Mardi 7 février, grande mobilisation contre le CPE

C’est dans son bureau de Matignon, tard dans la nuit, pendant le week-end du 15 janvier, entouré de quelques collaborateurs, que Dominique de Villepin a décidé de lancer la bataille du contrat première embauche (CPE).

UN FRANÇAIS SUR DEUX (52 %) se déclare hostile au CPE, et 40 % y sont favorables.

Avec 44 % d’opinions favorables, la cote de popularité du premier ministre chute de 5 points par rapport au mois de janvier.

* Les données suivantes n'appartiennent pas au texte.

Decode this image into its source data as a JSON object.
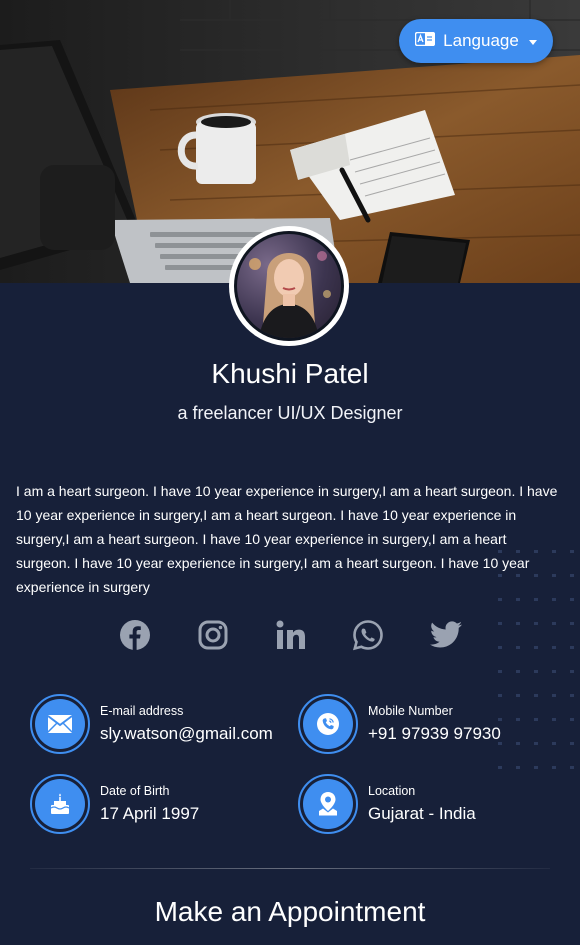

La certitude qu’il devait mener cette bataille de l’emploi des jeunes en donnant un nouveau coup de canif dans le droit du travail, il l’a acquise entre le début du mois de décembre et la mi-janvier.

Les ministres de la cohésion sociale et de l’emploi, Jean-Louis Borloo et Gérard Larcher, ont tenté, en vain, de l’en dissuader.

Les partenaires sociaux n’ont pas été consultés, lui ont-ils dit en substance, et le gouvernement s’était engagé à évaluer d’abord les résultats du contrat nouvelles embauches (CNE), lancé en août 2005.

Le pôle social du gouvernement agite le spectre du contrat d’insertion professionnelle d’Edouard Balladur, qui, rebaptisé « smic jeunes » par l’opposition et les manifestants, avait dû être abandonné en 1994.

Mercredi 11 janvier, en sortant d’une nouvelle réunion à Matignon, M. Larcher pense avoir convaincu le premier ministre d’opter pour un « contrat chapeau » qui offrirait des garanties aux jeunes d’un contrat de travail à l’autre.

A la veille de la mobilisation des syndicats d’étudiants et de salariés (dont SUD-Rail, qui a déposé un préavis de grève), Dominique de Villepin se prépare.